The Grand Chief took his love of sports and earned a bachelors and masters in physical education and used that to coach kids in swimming and hockey.
During the time he was dealing with his broken leg, Littlechild was invited to a special management school for hockey. It was here the seeds of his career as a lawyer were planted.
All but two of those invited to this management school were lawyers, said Littlechild, who decided to make the step into that profession while his leg healed. It was a six year healing process.
Sports and law have taken Littlchild all over the world. “It’s been a really amazing blessing for me.”
This central Alberta area has been his home, except for one year he spent time in the West Indies. Throughout that time the idea of a sporting event to celebrate a real indigenous games competition with communities around the world was taking shape.
Littlechild was in Sweden about 38 years ago where he spoke on the goal of starting up the World Indigenous Games. That idea would take Littlechild and other organizers through some growing pains, he explained, as the infrastructure and organization for these games were not quite ready.

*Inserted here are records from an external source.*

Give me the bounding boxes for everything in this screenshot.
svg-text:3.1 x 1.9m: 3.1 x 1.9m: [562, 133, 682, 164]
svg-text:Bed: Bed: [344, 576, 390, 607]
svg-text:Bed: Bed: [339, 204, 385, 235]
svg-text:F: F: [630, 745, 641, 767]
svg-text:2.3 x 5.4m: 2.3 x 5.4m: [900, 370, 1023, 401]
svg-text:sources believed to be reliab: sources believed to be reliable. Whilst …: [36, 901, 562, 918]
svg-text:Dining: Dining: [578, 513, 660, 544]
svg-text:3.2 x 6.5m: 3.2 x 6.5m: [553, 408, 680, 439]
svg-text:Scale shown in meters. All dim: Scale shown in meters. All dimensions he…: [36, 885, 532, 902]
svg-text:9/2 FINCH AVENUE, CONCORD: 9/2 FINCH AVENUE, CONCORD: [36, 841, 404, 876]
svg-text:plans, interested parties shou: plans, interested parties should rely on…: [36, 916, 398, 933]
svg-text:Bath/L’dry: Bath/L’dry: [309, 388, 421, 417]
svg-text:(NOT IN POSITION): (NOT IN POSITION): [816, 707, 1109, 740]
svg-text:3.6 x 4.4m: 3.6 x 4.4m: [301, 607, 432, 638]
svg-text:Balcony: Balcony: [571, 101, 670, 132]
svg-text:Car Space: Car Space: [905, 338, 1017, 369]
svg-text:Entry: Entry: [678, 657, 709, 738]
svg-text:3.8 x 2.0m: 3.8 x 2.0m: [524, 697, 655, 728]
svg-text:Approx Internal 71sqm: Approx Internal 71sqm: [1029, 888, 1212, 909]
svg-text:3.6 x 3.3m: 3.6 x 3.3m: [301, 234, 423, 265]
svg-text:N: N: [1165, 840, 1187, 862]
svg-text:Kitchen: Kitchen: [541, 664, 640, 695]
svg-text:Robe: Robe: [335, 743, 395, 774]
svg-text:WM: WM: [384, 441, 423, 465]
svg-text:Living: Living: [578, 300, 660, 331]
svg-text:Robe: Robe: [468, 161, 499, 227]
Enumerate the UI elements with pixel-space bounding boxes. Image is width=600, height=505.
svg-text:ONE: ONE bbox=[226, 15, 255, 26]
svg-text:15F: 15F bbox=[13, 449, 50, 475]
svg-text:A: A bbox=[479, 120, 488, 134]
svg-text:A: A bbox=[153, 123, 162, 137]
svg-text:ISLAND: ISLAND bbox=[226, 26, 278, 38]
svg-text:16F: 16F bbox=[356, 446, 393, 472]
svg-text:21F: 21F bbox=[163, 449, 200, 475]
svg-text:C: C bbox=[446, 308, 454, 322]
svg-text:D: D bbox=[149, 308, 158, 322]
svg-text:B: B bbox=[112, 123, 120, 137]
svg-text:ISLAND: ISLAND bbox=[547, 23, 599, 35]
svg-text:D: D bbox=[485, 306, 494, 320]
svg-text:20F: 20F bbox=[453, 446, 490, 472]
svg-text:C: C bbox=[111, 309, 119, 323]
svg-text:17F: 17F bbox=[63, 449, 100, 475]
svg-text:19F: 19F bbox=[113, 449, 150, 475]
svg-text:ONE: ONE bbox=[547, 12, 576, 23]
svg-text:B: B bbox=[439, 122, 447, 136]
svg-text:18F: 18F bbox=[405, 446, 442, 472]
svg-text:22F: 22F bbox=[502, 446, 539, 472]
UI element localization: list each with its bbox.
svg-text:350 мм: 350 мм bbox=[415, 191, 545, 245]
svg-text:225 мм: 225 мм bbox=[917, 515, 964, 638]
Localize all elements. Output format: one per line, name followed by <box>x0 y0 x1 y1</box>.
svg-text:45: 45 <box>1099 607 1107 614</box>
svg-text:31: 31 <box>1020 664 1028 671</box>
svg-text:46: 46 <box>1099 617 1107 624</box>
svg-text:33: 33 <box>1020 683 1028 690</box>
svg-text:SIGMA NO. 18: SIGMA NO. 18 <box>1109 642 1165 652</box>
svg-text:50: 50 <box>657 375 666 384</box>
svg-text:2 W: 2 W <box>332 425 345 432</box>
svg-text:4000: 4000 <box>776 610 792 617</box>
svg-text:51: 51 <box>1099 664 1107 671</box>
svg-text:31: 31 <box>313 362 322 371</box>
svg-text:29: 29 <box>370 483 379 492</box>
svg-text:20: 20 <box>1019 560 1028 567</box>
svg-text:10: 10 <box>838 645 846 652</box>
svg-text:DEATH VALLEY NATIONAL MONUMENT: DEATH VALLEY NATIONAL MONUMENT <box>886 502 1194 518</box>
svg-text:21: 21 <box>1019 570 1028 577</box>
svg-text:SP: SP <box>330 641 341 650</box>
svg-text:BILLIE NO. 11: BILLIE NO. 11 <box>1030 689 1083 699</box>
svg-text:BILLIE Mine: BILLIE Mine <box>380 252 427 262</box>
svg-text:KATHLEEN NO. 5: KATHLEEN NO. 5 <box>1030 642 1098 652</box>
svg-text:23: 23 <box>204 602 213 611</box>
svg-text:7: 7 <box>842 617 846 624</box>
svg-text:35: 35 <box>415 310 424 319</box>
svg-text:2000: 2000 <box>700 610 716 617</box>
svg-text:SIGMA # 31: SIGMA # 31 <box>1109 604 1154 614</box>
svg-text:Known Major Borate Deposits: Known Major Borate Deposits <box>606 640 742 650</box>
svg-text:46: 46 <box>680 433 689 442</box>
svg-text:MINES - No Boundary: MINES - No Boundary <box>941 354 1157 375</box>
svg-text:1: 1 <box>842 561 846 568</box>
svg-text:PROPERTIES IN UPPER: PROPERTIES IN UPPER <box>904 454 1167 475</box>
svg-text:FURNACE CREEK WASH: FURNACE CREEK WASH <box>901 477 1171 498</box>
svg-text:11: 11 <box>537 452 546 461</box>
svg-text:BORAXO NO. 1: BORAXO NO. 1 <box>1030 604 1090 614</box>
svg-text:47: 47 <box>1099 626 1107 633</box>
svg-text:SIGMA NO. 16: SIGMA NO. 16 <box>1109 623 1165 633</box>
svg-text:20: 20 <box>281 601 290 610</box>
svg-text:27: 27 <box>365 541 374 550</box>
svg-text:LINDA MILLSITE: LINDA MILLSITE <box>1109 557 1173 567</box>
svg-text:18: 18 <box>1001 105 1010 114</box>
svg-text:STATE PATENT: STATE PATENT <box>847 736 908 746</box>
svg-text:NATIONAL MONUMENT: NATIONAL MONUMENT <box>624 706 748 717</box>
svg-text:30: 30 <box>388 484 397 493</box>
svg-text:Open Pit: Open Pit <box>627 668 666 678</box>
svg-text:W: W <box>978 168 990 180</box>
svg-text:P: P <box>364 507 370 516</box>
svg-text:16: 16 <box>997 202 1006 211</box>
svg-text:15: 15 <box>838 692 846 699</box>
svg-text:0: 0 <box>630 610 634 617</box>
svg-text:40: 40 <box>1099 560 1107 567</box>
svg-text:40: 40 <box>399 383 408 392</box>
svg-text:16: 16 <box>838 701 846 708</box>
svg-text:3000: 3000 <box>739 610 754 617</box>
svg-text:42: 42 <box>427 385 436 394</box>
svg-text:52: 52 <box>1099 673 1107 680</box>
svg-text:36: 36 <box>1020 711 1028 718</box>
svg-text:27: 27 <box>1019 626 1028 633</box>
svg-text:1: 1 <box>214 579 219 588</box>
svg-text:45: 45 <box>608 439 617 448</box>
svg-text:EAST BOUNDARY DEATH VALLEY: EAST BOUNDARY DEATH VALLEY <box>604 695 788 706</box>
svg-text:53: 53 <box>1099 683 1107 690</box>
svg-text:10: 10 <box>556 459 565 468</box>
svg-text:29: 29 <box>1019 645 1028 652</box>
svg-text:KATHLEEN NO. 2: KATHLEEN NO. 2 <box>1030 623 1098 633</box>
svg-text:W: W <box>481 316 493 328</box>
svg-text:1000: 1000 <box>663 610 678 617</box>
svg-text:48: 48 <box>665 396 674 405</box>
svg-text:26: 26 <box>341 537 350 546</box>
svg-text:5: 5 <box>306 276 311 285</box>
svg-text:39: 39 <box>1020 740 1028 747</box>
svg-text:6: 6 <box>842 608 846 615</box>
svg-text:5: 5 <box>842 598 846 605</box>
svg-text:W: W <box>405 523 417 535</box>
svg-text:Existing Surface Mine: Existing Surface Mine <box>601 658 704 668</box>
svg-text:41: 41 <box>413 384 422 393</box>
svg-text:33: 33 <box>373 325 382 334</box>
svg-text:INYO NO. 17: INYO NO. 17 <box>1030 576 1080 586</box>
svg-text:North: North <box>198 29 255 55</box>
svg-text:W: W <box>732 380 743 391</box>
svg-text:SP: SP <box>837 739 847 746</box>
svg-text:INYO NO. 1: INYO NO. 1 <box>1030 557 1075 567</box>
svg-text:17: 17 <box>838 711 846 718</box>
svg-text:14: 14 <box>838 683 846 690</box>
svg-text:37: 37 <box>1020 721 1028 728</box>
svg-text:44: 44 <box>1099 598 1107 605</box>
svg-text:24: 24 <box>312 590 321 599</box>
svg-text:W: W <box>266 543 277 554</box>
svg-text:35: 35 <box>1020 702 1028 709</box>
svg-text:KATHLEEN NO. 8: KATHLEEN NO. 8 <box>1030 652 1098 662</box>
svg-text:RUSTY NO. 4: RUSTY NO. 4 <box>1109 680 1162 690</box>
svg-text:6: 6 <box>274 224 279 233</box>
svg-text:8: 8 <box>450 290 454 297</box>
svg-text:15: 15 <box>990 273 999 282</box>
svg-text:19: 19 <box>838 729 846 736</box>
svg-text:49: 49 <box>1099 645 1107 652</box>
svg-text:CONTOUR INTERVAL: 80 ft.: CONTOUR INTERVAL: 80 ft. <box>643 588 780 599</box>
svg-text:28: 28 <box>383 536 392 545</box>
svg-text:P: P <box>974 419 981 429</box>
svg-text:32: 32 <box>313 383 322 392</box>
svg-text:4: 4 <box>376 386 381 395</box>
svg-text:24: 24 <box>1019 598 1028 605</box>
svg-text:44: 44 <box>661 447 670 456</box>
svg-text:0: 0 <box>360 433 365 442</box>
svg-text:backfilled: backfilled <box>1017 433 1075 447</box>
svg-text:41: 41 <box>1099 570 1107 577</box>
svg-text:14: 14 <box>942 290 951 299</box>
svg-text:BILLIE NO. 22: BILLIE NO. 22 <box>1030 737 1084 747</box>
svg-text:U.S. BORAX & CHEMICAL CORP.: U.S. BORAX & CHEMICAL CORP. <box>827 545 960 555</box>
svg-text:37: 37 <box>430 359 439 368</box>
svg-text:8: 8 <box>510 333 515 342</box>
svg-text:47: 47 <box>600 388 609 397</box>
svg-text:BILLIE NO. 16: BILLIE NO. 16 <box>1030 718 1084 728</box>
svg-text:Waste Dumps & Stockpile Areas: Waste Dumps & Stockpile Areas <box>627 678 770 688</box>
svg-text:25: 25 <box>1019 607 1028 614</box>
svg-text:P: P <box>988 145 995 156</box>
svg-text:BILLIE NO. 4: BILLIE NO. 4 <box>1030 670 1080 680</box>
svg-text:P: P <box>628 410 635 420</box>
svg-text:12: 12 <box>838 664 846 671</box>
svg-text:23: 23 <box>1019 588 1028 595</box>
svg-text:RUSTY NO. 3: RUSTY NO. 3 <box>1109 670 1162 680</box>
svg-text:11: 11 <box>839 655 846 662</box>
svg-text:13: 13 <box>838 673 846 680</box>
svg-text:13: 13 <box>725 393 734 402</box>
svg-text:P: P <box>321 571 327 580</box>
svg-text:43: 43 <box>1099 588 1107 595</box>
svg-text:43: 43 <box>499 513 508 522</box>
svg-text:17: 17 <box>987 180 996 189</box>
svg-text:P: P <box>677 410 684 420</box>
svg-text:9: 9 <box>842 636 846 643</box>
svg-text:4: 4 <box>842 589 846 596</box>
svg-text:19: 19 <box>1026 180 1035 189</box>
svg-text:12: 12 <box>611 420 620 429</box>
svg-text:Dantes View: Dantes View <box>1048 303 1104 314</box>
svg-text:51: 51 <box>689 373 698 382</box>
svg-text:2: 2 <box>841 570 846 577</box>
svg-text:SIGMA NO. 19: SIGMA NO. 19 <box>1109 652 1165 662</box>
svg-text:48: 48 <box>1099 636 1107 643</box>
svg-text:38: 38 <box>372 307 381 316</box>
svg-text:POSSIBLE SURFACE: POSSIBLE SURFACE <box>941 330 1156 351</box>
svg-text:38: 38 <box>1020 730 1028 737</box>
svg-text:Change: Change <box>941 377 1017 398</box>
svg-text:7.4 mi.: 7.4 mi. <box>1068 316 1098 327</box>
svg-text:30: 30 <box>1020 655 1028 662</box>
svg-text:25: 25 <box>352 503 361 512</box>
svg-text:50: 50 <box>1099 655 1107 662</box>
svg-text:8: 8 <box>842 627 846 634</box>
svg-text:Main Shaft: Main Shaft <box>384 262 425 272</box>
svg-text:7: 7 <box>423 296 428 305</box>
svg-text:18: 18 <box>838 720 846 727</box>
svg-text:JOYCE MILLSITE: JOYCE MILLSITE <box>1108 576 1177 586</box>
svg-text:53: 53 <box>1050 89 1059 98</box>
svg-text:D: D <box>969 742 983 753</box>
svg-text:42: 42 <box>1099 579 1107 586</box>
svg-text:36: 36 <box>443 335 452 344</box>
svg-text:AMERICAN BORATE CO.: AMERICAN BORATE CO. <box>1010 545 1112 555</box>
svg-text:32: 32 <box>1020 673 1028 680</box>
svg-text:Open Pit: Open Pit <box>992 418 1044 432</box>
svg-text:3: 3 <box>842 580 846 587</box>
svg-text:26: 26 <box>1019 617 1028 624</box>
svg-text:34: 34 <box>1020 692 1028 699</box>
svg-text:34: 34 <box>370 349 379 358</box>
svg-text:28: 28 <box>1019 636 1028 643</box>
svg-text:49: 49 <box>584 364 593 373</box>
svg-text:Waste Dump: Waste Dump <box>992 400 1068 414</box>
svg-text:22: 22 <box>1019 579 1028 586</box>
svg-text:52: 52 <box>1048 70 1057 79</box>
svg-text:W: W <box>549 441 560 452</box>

To get things rolling, Littlechild helped create the North American Indigenous Games in 1990. This was all intended to motivate youths and to give them a love of sports.
Then the first edition of the World Indigenous Games was held in Brazil in 2015 with the second being right here in Alberta at Maskwacis, Enoch and Alexis Nations in 2017.
For Littlechild, seeing these nations working together last year as host brought a feeling of gratitude.
“It was really a gratifying moment for me,” he said.
In Brazil the Indigenous athletes were housed in traditional huts, said Littlechild, and in Alberta they were housed in teepees. It was a special time of openness and of welcoming.
Littlechild was also honoured to run the torch and represent Canada and First Nations at the Pyeongchang 2018 Olympic Games. Littlechild was also gifted the torch.
What’s next for Littlechild? Working on bringing the Olympics to Calgary in 2026. “I sat on the committee to look at the feasibility.”
The advisory panel that Littlechild sat on looked at if Calgary could host the games and be ready for the big event. That panel felt it was indeed feasible and the City of Calgary passed a motion to continue looking into hosting.
But for Littlechild the real passion comes in bringing a high level of Indigenous participation to the games. Something he is excited to be working on.
As for his own sports, despite breaking a hip recently, he’s been competing in the senior games and winning medals at the same time.